Saturday, June 23, 2012

What a silly thing to say…

Me: “Achoo!”
Person: “Bless you.”
Me: “…”
Person: “Arn’t you going to say “Thank you.”“
Me: “No. Why should I?”
Person: “Because it is polite.”
Me: “Can you tell me why it is polite?”
Person: “Um…because it is.”

Do you say anything when people sneeze? I was taught to say “bless you” when people sneeze, but at some point I started to wonder why. If you can guess, I no longer say it, but I do say “excuse me” when I sneeze. It seems like more of an interruption to other people to me, so that is why I say “excuse me.” The only reason people say it anymore is because it has been ingrained in us that it is the polite thing to do. When and how do outdated common courtesies fade away?

There are multiple possible origins for people saying “bless you”, dating back almost 2,000 years. At some point it was believed that when you sneezed, your soul was trying to escape and the saying would stop this from happening. Others believed that when you sneezed it opened your soul up for a demon to take over and the saying would ward off the evil spirit. Some people still believe that your heart stops when you sneeze; saying “Bless you” in this case was meant to welcome you back to life.

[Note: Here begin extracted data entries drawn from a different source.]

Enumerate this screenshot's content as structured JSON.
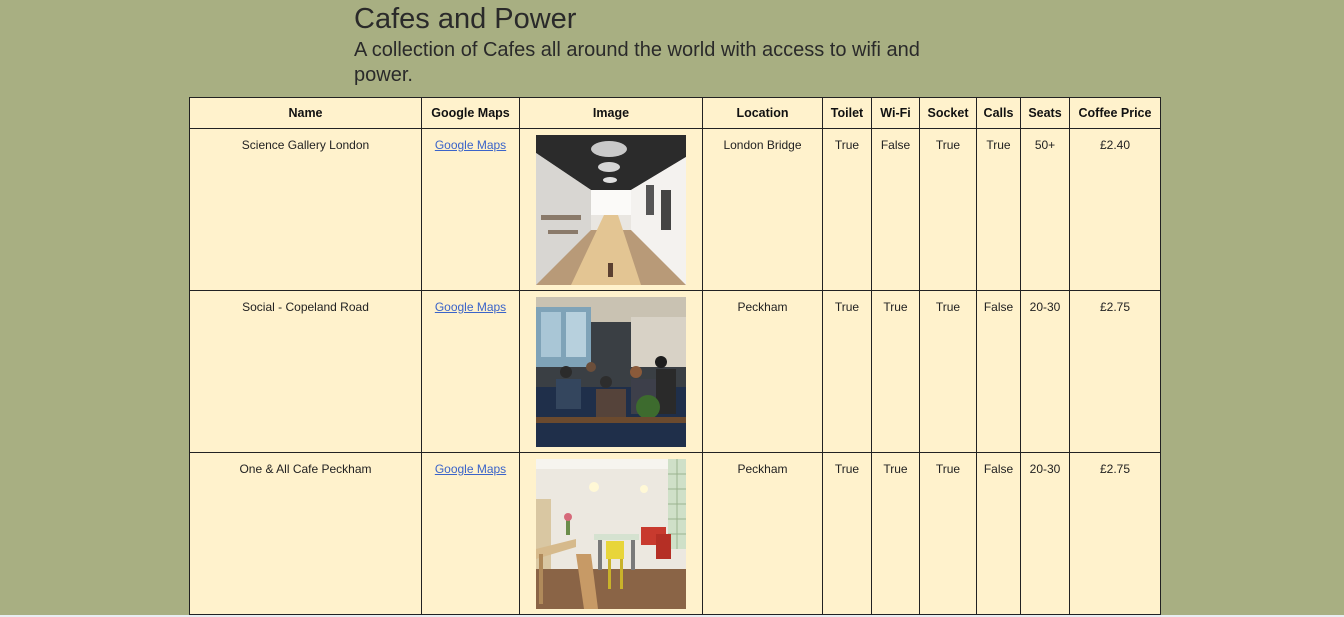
{
  "header": {
    "title": "Cafes and Power",
    "subtitle": "A collection of Cafes all around the world with access to wifi and power."
  },
  "table": {
    "columns": [
      "Name",
      "Google Maps",
      "Image",
      "Location",
      "Toilet",
      "Wi-Fi",
      "Socket",
      "Calls",
      "Seats",
      "Coffee Price"
    ],
    "rows": [
      {
        "name": "Science Gallery London",
        "maps_label": "Google Maps",
        "image": "cafe-long-hall-photo",
        "location": "London Bridge",
        "toilet": "True",
        "wifi": "False",
        "socket": "True",
        "calls": "True",
        "seats": "50+",
        "price": "£2.40"
      },
      {
        "name": "Social - Copeland Road",
        "maps_label": "Google Maps",
        "image": "cafe-busy-interior-photo",
        "location": "Peckham",
        "toilet": "True",
        "wifi": "True",
        "socket": "True",
        "calls": "False",
        "seats": "20-30",
        "price": "£2.75"
      },
      {
        "name": "One & All Cafe Peckham",
        "maps_label": "Google Maps",
        "image": "cafe-bright-room-photo",
        "location": "Peckham",
        "toilet": "True",
        "wifi": "True",
        "socket": "True",
        "calls": "False",
        "seats": "20-30",
        "price": "£2.75"
      }
    ]
  },
  "colors": {
    "background": "#a8af82",
    "table_background": "#fff2cc",
    "link": "#3b64c9"
  }
}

Bless you as we know it most likely originated from Pope Gregory I during the time of the bubonic plague. It was believed that sneezing was a sign of infection and blessing somebody was a common effort to halt the disease and protect ones self as well. Various other cultures also have sayings when people sneeze, almost always dealing with health. Gesundheit is German for “health”, Romans would say “Salve” which meant “good health to you.” These make more sense, but I still see no real reason to say them.

We know now that a sneeze is usually indicative of a cold or allergies. They can also be brought on by strong odors, particles in the nasal passages, and even exposure to bright lights. To me, this makes it even more silly to say “bless you”. If we say it for a bodily function like a sneeze, why not for a burp, cough, or even a fart?

What do you think? Do you say anything when somebody sneezes near you? Is there any reason to say it other than the fact that it is an old tradition? Do you think it will ever fade away? What are your thoughts?